Babak kedua sudah usai, tibalah babak ketiga setelah istirahat selama 20 menit. Ningsih membawa bekal dari ibunya. Nasi goreng bekas nasi tadi malam dihiasi telor ceplok. Dia memakannya dengan lahap. Bu Laksmi yang duduk disamping anak itu terharu melihat Ningsih yang sangat sederhana. Dia tak memberitahu rekan guru yang lain kalau seragam yang dipakai Ningsih adalah inisiatifnya sendiri. "Semoga kamu dapat juara satu ya nak" gumam Bu Laksmi dalam hati.

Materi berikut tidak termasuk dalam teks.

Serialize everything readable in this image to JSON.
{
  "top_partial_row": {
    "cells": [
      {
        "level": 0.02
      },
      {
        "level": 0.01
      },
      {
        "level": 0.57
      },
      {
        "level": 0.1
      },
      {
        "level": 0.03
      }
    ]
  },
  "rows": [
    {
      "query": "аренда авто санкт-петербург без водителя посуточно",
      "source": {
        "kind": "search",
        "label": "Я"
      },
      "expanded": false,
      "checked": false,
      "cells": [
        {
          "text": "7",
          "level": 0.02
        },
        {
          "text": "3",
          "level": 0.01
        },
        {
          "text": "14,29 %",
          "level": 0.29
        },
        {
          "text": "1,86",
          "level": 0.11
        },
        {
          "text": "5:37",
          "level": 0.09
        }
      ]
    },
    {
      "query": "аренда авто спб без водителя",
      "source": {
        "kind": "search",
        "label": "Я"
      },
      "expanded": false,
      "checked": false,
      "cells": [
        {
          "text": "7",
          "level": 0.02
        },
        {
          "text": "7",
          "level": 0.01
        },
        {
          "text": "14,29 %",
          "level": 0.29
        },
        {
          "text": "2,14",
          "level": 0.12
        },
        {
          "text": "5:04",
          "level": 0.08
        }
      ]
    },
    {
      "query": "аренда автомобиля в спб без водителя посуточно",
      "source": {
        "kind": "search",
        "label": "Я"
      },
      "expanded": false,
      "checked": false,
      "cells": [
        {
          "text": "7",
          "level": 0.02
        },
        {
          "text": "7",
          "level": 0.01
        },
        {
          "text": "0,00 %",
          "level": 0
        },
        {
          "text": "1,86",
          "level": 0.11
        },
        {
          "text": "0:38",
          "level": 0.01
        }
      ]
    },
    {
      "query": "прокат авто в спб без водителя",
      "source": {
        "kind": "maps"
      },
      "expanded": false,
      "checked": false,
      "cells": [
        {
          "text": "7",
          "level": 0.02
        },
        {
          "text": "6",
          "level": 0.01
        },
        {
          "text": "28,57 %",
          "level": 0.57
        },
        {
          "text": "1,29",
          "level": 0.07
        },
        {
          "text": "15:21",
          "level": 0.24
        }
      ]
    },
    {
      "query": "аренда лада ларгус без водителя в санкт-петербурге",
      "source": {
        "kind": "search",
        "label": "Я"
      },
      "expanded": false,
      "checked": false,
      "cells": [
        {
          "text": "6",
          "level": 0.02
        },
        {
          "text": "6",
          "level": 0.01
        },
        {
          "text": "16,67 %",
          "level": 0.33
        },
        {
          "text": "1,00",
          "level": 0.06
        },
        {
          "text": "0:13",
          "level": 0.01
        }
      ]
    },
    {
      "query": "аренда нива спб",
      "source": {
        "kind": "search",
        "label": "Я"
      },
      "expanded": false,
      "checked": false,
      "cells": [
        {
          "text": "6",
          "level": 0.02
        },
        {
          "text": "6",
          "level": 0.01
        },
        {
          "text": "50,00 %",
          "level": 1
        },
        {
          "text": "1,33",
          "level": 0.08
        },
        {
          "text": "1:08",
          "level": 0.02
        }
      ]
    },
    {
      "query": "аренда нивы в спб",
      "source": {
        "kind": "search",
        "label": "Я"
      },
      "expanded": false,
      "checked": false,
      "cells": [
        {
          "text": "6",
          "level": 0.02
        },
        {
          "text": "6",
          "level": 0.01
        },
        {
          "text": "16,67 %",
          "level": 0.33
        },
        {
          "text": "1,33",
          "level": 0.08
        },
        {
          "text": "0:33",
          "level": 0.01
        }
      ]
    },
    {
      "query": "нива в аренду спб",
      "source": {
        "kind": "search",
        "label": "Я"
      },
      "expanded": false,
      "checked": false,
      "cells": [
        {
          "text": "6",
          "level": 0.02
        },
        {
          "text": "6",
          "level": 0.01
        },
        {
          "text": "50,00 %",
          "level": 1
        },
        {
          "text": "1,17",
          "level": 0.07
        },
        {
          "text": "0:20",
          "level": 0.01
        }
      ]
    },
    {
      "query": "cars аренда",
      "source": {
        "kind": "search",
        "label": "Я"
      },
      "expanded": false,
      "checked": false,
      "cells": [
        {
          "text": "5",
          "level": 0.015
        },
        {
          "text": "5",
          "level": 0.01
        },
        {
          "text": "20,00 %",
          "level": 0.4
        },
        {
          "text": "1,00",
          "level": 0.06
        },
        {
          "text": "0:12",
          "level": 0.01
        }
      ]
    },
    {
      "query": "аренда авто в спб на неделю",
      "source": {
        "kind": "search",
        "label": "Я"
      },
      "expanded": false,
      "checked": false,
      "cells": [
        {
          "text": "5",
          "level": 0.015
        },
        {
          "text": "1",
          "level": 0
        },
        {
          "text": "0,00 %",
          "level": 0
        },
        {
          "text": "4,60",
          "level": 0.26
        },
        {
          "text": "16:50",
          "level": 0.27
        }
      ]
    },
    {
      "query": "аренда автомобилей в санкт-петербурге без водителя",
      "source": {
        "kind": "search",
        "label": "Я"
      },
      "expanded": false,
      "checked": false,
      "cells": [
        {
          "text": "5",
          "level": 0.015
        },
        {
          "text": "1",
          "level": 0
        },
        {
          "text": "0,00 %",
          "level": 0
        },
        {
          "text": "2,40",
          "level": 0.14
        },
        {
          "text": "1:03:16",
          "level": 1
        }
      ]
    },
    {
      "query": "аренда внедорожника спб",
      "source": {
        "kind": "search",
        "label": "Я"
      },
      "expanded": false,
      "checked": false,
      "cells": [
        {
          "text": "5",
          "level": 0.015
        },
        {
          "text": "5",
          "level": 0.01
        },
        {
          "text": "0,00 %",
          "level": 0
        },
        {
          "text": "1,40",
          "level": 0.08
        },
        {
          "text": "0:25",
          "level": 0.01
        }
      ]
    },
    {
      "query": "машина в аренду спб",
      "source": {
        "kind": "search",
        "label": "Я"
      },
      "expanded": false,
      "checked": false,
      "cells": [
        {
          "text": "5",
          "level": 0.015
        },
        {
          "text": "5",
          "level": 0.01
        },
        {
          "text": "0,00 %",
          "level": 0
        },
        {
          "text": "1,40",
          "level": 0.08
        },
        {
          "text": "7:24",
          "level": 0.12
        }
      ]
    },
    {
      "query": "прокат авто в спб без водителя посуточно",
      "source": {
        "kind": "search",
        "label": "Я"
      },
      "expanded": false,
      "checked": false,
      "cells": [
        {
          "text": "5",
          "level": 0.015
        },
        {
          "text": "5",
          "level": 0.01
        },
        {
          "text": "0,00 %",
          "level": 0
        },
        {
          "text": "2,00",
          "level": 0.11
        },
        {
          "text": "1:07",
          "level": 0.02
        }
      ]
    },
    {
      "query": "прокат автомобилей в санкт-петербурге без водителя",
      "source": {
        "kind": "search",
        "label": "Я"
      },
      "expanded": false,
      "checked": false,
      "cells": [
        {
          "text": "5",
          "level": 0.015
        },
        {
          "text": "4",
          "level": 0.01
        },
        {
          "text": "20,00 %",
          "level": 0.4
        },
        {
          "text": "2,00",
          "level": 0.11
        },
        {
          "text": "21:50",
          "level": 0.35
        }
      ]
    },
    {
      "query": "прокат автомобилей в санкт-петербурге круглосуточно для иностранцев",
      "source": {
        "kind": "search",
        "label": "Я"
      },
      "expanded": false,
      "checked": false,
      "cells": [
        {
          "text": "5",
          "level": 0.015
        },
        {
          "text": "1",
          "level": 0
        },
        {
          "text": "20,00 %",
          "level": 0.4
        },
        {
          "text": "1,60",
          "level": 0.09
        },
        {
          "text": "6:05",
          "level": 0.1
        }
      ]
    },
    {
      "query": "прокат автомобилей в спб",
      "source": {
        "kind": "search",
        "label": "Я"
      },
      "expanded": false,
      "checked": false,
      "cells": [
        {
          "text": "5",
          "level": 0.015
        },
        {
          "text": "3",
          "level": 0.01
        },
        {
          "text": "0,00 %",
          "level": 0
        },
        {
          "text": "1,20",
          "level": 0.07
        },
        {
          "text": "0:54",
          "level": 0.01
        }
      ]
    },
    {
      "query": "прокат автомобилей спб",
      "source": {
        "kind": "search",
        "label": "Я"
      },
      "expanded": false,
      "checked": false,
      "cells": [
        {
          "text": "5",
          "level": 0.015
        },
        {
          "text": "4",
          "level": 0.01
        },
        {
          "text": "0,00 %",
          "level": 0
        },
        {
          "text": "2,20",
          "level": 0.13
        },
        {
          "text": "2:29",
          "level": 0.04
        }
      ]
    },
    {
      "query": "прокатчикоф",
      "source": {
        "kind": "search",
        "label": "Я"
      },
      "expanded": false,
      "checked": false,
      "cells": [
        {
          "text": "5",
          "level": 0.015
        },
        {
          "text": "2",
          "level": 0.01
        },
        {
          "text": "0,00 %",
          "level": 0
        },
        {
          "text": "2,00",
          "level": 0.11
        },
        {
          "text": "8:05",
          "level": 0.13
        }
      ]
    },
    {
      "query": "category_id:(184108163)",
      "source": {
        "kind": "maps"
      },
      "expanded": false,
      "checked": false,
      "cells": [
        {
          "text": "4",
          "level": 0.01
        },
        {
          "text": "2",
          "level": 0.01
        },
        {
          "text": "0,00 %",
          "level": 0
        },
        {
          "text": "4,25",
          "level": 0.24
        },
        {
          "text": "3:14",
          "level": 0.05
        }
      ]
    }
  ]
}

      Babak ketiga pun dimulai. Kali ini adalah pengetesan pemahaman terhadap teori. Disana murid diminta untuk menjelaskan volume tiap bangun ruang. Setelah itu tiap-tiap murid diwajibkan membuat kerangka bangun ruang itu dengan bahan yang sudah disediakan. Tentunya membuat bangun ruang macam limas, prisma, tabung perlu perhitungan yang akurat agar presisi hasilnya. Namun semua itu telah disiapkan oleh Ningsih. Ia telah berlatih dengan memakai kardus bekas dirumahnya. Termasuk Robert, dia juga mempersiapkan segalanya. Tapi pada saat presentasi, rupanya ia sangat kaku, hampir menangis. Entah setan apa yang merasukinya. Tiba-tiba diam lalu bersuara dan penjelasannya tidak masuk akal. Sepertinya ia mengalami anxiety yang hebat. Saat sesi pembuatan bangun ruang pun begitu. Tangannya tak luwes seperti bergetar, hasilnya pun seperti dugaan. Tidak simetris dan banyak meleot sana-sini.
      Keesokan harinya, Ningsih dipanggil oleh Bu Ida ke kantor. Bu Ida memberikan selembar kertas linen. Disana tertulis "Sertifikat Penghargaan Juara II Matematika se-Kecamatan Sinar Pagi". Mata Ningsih pun berbinar-binar bangga dan senang. "Yeay aku menang ya Bu? Ibuku pasti seneng banget". Seru Ningsih dengan bahagia.
      Ningsih masuk kelas seperti biasa, teman-teman dekatnya berdecak kagum dan memberinya ucapan selamat. Bel pun berbunyi menandakan pergantian pelajaran. Bu Lilik masuk menenteng tumpukan buku LKS yang masih baru. Beliau pun memberikannya pada Ningsih. "Ini hadiahnya, selamat ya, dah jangan pake yang fotocopy-an lagi!" ucapnya judes. "Baik Bu, Terimakasih bukunya". Ningsih pada akhirnya menerima meskipun tau jika buku LKS fotocopy-annya akan terbuang sia-sia. Perlu jerih payah bagi Ibu Ningsih untuk memfotocopy semua  LKS itu.
      "Sayang kali kau nak Ningsih, padahal mestinya kau bisa juara satu, penjelasanmu yang gamblang, nilaimu yang hampir sempurna, entahlah bagaimana panitia menilai para peserta" Ucap Bu Laksmi lirih memandang Ningsih dari kejauhan yang sedang bercengkerama depan teman kelasnya.